Не попрощавшись, вышел в коридор.
– Отставить панику! – шутливо велел Кайрат. – Лежи, отдыхай, думай, звони. Я пока еще кое-какие концы подергаю.
Подмигнул и тоже вышел. Хоть бы одна зараза поинтересовалась, как себя чувствует мое заштопанное брюхо.
Судороги! Да, очень похоже. Три чудака в числителе. Пятьдесят миллионов в знаменателе. Дробь стремится к нулю. Сотрут в пыль и сдунут. Следа не останется.
Бок тонко чувствовал мое настроение и ныл не переставая.
Я то дремал, то ворочался, выскальзывая из мутных сновидений в мутную реальность. Ближе к ночи мне показалось, что пискнул телефон, до того безжизненно лежавший на тумбочке. Я нащупал его и повернул экраном к себе. Чернота. Пустота.
Но что-то же пищало! Я включил телефон. Одно пропущенное сообщение. От Гули.

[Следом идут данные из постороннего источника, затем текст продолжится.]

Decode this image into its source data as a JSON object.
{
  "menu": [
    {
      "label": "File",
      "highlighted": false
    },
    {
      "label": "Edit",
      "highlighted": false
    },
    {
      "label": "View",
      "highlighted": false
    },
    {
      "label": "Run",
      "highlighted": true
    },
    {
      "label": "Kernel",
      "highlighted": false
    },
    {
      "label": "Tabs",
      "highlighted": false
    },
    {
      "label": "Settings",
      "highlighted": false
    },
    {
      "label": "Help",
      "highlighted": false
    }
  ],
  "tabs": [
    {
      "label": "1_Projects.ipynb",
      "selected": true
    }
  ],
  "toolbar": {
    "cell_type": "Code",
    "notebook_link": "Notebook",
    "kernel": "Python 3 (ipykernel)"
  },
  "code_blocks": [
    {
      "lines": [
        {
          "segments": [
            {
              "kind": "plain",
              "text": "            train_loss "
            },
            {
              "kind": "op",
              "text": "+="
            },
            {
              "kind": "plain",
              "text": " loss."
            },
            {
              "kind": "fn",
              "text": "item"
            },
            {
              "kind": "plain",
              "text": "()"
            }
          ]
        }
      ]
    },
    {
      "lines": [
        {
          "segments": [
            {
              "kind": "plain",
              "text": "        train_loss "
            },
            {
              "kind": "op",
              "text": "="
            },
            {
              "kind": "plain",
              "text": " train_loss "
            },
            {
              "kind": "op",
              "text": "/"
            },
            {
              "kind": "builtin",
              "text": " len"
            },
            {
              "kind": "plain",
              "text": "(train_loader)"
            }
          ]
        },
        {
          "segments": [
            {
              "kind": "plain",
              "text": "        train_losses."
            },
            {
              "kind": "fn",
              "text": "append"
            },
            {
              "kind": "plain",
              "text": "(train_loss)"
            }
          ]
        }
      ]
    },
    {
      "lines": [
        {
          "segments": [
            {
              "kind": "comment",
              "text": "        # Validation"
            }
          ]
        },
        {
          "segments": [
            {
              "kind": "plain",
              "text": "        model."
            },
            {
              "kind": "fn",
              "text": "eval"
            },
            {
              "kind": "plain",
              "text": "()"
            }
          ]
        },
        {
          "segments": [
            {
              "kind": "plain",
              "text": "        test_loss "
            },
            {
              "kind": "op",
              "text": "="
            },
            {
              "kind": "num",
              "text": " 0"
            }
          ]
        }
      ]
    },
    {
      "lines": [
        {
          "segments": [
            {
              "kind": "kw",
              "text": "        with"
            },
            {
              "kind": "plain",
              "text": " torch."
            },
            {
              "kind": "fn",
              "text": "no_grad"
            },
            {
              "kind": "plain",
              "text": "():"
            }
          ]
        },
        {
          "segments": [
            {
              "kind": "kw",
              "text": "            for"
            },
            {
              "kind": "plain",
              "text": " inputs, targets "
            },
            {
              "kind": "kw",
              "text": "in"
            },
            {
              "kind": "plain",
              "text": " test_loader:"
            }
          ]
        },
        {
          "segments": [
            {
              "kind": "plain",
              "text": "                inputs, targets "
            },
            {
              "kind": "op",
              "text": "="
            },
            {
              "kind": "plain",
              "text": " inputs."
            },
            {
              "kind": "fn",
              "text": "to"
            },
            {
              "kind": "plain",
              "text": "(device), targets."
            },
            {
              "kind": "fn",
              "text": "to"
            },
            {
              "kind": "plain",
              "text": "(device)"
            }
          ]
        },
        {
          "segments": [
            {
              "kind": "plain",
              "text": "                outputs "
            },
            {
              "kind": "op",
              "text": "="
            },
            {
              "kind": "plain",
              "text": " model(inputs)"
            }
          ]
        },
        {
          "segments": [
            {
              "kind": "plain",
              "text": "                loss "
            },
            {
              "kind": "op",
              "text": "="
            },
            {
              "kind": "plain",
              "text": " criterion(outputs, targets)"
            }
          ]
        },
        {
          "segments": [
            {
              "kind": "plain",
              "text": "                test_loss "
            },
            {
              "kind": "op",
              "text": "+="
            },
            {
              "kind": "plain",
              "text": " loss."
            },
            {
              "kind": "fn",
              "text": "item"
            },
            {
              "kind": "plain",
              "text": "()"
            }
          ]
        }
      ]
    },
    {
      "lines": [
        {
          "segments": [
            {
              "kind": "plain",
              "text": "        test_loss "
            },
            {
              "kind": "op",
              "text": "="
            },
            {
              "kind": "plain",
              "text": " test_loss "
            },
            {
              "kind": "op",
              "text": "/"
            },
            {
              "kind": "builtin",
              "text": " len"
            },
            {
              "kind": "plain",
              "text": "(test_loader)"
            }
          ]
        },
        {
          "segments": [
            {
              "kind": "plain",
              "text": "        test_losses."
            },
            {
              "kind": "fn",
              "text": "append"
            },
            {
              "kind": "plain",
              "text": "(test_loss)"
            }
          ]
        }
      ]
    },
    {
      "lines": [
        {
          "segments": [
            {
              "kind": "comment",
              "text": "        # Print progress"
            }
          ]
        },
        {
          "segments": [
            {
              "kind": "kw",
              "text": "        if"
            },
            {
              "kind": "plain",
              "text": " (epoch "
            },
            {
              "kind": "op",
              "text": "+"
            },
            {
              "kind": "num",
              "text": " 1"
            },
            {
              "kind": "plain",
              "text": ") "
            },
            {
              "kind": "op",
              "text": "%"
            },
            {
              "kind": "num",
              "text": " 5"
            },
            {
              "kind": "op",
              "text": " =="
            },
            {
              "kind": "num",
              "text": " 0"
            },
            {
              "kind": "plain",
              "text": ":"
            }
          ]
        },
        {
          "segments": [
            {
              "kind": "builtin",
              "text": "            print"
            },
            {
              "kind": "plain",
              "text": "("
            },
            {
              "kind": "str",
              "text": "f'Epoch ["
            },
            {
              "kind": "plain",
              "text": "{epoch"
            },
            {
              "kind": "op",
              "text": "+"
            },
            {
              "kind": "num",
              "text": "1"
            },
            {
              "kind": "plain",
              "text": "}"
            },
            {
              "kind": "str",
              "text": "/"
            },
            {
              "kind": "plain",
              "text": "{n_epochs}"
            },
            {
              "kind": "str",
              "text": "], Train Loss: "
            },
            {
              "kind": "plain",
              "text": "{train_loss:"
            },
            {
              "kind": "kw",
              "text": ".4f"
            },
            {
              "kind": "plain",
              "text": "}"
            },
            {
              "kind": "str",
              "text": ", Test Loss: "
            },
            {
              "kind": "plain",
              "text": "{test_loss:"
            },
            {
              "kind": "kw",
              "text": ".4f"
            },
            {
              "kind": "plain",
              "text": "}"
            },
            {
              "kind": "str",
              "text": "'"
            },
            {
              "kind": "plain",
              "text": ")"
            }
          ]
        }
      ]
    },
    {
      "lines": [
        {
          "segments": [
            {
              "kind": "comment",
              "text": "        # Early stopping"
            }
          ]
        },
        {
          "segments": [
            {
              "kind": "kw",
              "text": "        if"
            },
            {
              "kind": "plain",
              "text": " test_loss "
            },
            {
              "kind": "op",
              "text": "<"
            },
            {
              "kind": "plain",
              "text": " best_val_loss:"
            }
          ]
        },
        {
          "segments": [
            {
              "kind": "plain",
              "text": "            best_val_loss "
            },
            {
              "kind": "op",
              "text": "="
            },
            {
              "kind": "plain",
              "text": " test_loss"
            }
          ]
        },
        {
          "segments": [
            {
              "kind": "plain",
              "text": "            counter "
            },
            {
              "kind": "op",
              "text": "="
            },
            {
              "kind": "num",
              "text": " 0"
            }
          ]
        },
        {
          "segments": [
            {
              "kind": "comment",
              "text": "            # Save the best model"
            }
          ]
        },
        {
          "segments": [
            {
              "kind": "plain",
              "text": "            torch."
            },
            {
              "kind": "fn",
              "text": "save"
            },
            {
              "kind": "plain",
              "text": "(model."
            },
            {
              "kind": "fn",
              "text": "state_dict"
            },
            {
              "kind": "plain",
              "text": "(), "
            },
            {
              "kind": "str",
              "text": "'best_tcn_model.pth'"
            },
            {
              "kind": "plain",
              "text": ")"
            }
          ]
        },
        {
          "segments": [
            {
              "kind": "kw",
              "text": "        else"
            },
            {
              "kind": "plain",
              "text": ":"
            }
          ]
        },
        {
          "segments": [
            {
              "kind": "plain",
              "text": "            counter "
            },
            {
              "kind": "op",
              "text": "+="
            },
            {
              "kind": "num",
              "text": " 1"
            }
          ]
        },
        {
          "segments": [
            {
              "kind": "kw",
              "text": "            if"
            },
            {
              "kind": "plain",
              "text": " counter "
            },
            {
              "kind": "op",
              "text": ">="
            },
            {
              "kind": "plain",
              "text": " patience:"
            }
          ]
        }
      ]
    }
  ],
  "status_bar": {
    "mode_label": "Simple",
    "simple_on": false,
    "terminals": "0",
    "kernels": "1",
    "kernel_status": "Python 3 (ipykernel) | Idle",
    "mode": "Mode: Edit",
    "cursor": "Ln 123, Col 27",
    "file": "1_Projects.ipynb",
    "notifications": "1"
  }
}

Нет, не от Гули – просто автоматическое оповещение: «Ваше сообщение доставлено». Я по привычке сразу стер его и только потом сообразил, что после их отъезда ничего жене не писал. Сколько же дней прошло в этом безвременье? Нет, я ничего не отправлял.
Путаясь в кнопках и улетая по меню куда попало, я все-таки добрался до папки отправленных сообщений. Сначала показалось, что я открыл телефонную книжку. Адресаты были перечислены по алфавиту в обратном порядке. Все мои адресаты, все контакты, вбитые в память. Работа, соседи, одноклассники, родственники. Я промотал несколько экранов, чтобы убедиться: с моего телефона за последние три часа ушло около ста сообщений.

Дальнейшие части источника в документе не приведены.